Streitgespräch

Künstliche Intelligenz – Freund oder Feind?

Wie groß ist die Gefahr, dass die Menschheit in absehbarer Zeit die Kontrolle über technische Anwendungen verlieren wird? Die Netzwerkforscherin und Mitbegründerin von AlgorithmWatch, Prof. Dr. Katharina Zweig, und der Leiter der IBM Watson Group Deutschland, Dr. Wolfgang Hildesheim, debattierten in einem von Tom Hegermann moderierten Streitgespräch über Chancen und Risiken der Künstlichen Intelligenz.

Streitgespräch zwischen Prof.

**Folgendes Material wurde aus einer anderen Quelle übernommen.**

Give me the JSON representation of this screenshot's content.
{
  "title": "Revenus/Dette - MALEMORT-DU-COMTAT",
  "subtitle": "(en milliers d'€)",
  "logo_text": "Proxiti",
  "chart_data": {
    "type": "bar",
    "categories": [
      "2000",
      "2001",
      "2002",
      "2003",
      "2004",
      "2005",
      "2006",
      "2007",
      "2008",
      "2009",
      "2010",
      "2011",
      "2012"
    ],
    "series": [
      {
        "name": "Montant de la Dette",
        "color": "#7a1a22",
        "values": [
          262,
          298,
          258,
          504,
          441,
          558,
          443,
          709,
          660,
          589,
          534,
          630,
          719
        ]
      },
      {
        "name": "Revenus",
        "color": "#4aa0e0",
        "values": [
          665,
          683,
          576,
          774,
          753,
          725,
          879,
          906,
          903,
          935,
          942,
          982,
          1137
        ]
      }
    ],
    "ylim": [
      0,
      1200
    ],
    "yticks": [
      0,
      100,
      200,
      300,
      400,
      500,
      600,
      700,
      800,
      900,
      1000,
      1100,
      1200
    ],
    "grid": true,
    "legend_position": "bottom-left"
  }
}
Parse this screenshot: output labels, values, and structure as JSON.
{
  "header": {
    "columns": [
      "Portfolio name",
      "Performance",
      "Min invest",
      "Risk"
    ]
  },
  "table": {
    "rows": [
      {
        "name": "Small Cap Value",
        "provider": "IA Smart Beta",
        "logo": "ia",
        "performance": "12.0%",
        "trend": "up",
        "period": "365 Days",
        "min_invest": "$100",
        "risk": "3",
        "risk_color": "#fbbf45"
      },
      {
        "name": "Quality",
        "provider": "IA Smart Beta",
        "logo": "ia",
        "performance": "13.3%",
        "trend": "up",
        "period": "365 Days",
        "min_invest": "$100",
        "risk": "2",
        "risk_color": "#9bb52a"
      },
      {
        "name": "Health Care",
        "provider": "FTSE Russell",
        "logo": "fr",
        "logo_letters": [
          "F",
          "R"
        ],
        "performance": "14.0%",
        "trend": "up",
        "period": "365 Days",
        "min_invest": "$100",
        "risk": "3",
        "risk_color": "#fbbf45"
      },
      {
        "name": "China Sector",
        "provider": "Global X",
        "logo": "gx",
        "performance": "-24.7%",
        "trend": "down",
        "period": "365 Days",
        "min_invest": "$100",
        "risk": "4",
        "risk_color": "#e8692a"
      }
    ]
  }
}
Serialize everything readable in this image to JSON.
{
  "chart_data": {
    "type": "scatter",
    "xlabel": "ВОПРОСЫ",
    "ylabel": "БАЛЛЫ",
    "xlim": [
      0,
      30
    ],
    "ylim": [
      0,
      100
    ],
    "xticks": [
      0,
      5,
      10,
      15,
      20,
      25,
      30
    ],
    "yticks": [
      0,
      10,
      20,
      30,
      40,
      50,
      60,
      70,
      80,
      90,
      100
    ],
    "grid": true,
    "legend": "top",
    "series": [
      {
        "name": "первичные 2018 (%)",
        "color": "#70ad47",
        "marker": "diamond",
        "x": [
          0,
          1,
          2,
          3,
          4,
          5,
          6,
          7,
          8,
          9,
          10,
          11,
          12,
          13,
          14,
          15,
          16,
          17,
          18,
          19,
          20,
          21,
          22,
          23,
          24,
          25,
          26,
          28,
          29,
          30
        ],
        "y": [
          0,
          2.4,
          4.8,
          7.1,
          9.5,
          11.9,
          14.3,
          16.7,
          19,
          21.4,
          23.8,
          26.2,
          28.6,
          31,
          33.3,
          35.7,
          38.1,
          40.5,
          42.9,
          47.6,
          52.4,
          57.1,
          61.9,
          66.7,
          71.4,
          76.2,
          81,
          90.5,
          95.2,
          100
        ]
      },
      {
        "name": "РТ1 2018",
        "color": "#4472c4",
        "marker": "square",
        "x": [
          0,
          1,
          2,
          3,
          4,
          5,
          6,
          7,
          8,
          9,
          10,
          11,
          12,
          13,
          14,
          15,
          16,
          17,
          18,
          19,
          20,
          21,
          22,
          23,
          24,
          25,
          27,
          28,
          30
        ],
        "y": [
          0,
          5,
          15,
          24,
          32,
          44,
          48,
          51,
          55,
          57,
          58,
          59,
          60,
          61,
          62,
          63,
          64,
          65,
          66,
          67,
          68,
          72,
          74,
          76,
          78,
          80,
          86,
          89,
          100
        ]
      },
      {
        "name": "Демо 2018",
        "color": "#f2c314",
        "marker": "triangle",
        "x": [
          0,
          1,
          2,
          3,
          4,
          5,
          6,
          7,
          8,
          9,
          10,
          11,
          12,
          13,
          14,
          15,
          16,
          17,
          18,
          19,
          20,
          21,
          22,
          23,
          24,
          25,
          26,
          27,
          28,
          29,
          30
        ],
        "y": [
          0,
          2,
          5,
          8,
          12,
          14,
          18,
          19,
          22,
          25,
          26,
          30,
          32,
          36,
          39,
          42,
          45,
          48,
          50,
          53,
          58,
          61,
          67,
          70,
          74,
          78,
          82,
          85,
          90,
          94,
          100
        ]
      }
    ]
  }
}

Dr. Katharina Zweig und Dr. Wolfgang Hildesheim
Streitgespräch zwischen Prof. Dr. Katharina Zweig und Dr. Wolfgang Hildesheim© Géza Aschoff

Bei der Debatte waren nicht nur die Diskutanten auf dem Podium gefragt. Auch das Publikum konnte immer wieder per TED seine Meinung äußern und beantwortete die Einstiegsfrage „Ist KI mehr Chance oder mehr Risiko für die Gesellschaft?“ optimistisch mit 76,7 Prozent zugunsten der Chancen. Die Diskutanten sahen ebenfalls viele Chancen, zum Beispiel für die Personalisierung der Medizin oder das Autonome Fahren. Uneins waren sie bei den Risiken. Nach Katharina Zweig sollten Algorithmen vor allem dort eingesetzt werden, wo sie z. B. bei der Präzisierung medizinischer Diagnosen besser sein können als der Mensch. Ungeeignet seien sie aber z. B. bei der Urteilsfindung im Gerichtssaal. Hier bestehe die Gefahr, dass Algorithmen gesellschaftlich unerwünschte und für die Betroffenen nicht nachvollziehbare Entscheidungen treffen. Entscheidungen, die ethischer Natur sind, sind dabei oft besonders schwierig algorithmisch zu implementieren.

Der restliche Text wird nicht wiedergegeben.